Friday, September 05, 2008

Google Turns Ten

Stanford University students Sergey Brin and Larry page submitted a paper entitled "The Anatomy of a Large-Scale Hypertextual Web Search Engine"...




In this paper, we present Google, a prototype of a large-scale search engine which makes heavy use of the structure present in hypertext. Google is designed to crawl and index the Web efficiently and produce much more satisfying search results than existing systems. The prototype with a full text and hyperlink database of at least 24 million pages is available at http://google.stanford.edu/
       To engineer a search engine is a challenging task. Search engines index tens to hundreds of millions of web pages involving a comparable number of distinct terms. They answer tens of millions of queries every day. Despite the importance of large-scale search engines on the web, very little academic research has been done on them. Furthermore, due to rapid advance in technology and web proliferation, creating a web search engine today is very different from three years ago. This paper provides an in-depth description of our large-scale web search engine -- the first such detailed public description we know of to date.




... and Google was born. Since then, Google has dominated search online, and, in the process, became a verb. I remember using Hotbot, navigator, MSN search, and others; the first time I saw Google's homepage, it struck me as rather empty, which struck me as a good thing.


From that point onward, Google's rise was nothing short of meteoric- within months, nearly everyone I knew was using it as their daily search tool.
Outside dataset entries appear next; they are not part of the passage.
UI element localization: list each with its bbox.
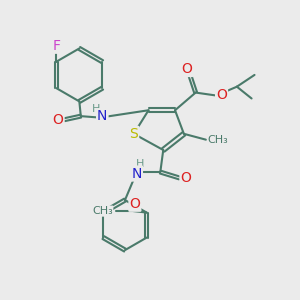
Text: O: O (181, 171, 191, 185)
Text: O: O (53, 113, 64, 127)
Text: H: H (136, 159, 145, 169)
Text: N: N (97, 109, 107, 123)
Text: CH₃: CH₃ (207, 135, 228, 145)
Text: H: H (92, 104, 100, 114)
Text: N: N (132, 167, 142, 181)
Text: O: O (129, 197, 140, 211)
Text: O: O (216, 88, 227, 102)
Text: O: O (182, 62, 192, 76)
Text: S: S (129, 127, 138, 141)
Text: F: F (52, 39, 60, 53)
Text: CH₃: CH₃ (92, 206, 113, 216)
Google, Inc., which is located in Mountain Valley, California is the result of the seed planted with that Stanford Thesis.
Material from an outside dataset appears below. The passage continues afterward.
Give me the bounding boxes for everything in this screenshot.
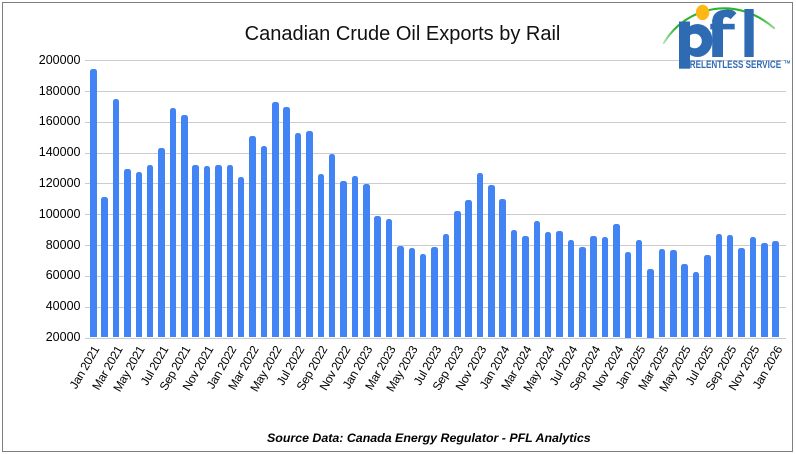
svg-text:TM: TM: [784, 60, 791, 65]
svg-text:RELENTLESS SERVICE: RELENTLESS SERVICE: [690, 59, 782, 71]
Google now has a market cap of $142 billion dollars and is on pace to do over $20 billion in sales this year alone. Google now employs over 19,000 people worldwide.






Google has also moved into email (which most of you probably use) and online office tools (which many of you have probably tried). Their next step is Chrome, their beta-version browser which has been making headlines recently. Google owns Youtube, your authority on "dumbass crash truck" videos (don't take my word for it), and Google staffers blog via Blogger, which Google owns.